Why did they do this?

Programmers doing multi-threaded programming in Java for the first time find the Memory Model is challenging. Programs behave in an unintuitive way because the natural expectation is that writes are visible uniformly. So why the Java designers design the Memory Model this way.

It actually comes down to a compromise between performance and ease of use (for the programmer).

A modern computer architecture consists of multiple processors (cores) with individual register sets. Main memory is accessible either to all processors or to groups of processors. Another property of modern computer hardware is that access to registers is typically orders of magnitude faster to access than access to main memory. As the number of cores scales up, it is easy to see that reading and writing to main memory can become a system's main performance bottleneck.

This mismatch is addressed by implementing one or more levels of memory caching between the processor cores and main memory. Each core access memory cells via its cache. Normally, a main memory read only happens when there is a cache miss, and a main memory write only happens when a cache line needs to be flushed. For an application where each core's working set of memory locations will fit into its cache, the core speed is no longer limited by main memory speed / bandwidth.

But that gives us a new problem when multiple cores are reading and writing shared variables. The latest version of a variable may sit in one core's cache. Unless the that core flushes the cache line to main memory, AND other cores invalidate their cached copy of older versions, some of them are liable to see stale versions of the variable. But if the caches were flushed to memory each time there is a cache write ("just in case" there was a read by another core) that would consume main memory bandwidth unnecessarily.

The standard solution used at the hardware instruction set level is to provide instructions for cache invalidation and a cache write-through, and leave it to the compiler to decide when to use them.

Returning to Java. the Memory Model is designed so that the Java compilers are not required to issue cache invalidation and write-through instructions where they are not really needed. The assumption is that the programmer will use an appropriate synchronization mechanism (e.g. primitive mutexes, volatile, higher-level concurrency classes and so on) to indicate that it needs memory visibility.

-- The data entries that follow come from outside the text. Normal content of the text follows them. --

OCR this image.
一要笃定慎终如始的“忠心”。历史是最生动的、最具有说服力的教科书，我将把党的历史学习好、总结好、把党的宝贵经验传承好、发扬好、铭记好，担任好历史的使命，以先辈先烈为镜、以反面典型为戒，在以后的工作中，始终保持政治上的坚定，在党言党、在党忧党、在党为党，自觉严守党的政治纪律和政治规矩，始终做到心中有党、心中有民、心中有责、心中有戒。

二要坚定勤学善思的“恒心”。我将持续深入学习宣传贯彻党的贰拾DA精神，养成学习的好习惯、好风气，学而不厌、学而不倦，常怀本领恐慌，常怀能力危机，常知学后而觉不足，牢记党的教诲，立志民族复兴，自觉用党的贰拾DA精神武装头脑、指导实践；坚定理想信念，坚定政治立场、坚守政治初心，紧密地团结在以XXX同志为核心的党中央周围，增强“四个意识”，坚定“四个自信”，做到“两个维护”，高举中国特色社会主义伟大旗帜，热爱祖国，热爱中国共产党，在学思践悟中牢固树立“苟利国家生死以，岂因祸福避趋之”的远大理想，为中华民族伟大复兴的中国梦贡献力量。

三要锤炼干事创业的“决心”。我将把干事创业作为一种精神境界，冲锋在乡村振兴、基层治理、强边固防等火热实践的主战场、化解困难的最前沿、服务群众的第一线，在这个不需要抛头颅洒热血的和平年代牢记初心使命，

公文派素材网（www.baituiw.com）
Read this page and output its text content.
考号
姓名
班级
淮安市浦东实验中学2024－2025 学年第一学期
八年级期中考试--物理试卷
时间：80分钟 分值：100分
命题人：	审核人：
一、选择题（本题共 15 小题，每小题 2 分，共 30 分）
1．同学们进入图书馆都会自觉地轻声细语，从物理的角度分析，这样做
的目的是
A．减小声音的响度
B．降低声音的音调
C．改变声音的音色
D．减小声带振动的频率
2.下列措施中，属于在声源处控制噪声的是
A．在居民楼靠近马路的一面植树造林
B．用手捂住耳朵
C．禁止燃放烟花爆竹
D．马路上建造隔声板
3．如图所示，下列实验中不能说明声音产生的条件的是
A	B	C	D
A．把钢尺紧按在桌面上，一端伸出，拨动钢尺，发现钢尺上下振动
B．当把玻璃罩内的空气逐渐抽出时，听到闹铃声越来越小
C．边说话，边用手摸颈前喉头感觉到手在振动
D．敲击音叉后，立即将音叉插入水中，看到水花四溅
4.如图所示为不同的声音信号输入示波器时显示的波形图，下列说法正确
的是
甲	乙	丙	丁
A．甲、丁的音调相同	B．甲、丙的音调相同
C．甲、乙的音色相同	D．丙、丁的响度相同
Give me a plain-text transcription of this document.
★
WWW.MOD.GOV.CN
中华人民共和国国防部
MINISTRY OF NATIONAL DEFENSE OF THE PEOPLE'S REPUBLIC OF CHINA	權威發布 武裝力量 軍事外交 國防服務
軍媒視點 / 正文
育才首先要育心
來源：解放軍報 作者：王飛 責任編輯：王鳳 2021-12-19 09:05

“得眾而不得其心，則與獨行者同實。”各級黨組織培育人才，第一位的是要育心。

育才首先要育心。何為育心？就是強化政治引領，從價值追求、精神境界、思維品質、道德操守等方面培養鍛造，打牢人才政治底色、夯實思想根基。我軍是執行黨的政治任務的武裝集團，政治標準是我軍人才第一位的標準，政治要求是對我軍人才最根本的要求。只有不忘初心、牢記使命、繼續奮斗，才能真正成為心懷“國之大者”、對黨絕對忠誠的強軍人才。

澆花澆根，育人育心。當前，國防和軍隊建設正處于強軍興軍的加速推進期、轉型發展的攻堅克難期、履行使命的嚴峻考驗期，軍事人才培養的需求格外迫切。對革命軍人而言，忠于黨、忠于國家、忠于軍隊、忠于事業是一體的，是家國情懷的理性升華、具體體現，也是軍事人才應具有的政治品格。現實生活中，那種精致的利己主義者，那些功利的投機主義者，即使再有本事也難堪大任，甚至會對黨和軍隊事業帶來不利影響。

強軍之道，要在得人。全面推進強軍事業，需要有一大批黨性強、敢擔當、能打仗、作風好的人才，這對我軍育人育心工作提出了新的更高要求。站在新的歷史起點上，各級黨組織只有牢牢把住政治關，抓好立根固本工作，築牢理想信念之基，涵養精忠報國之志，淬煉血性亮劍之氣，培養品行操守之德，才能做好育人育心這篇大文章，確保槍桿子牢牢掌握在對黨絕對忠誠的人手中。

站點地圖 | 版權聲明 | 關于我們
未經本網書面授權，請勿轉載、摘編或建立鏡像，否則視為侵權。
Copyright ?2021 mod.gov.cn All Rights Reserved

In the absence of a happens-before relation, the Java compilers are free to assume that no cache operations (or similar) are required.

This has significant performance advantages for multi-threaded applications, but the downside is that writing correct multi-threaded applications is not a simple matter. The programmer does have to understand what he or she is doing.

Why can't I reproduce this?

There are a number of reasons why problems like this are difficult to reproduce:

  1. As explained above, the consequence of not dealing with memory visibility issues problems properly is typically that your compiled application does not handle the memory caches correctly. However, as we alluded to above, memory caches often get flushed anyway.

  2. When you change the hardware platform, the characteristics of the memory caches may change. This can lead to different behavior if your application does not synchronize correctly.

  3. You may be observing the effects of serendipitous synchronization. For example, if you add traceprints, their is typically some synchronization happening behind the scenes in the I/O streams that causes cache flushes. So adding traceprints often causes the application to behave differently.

  4. Running an application under a debugger causes it to be compiled differently by the JIT compiler. Breakpoints and single stepping exacerbate this. These effects will often change the way an application behaves.

These things make bugs that are due to inadequate synchronization particularly difficult to solve.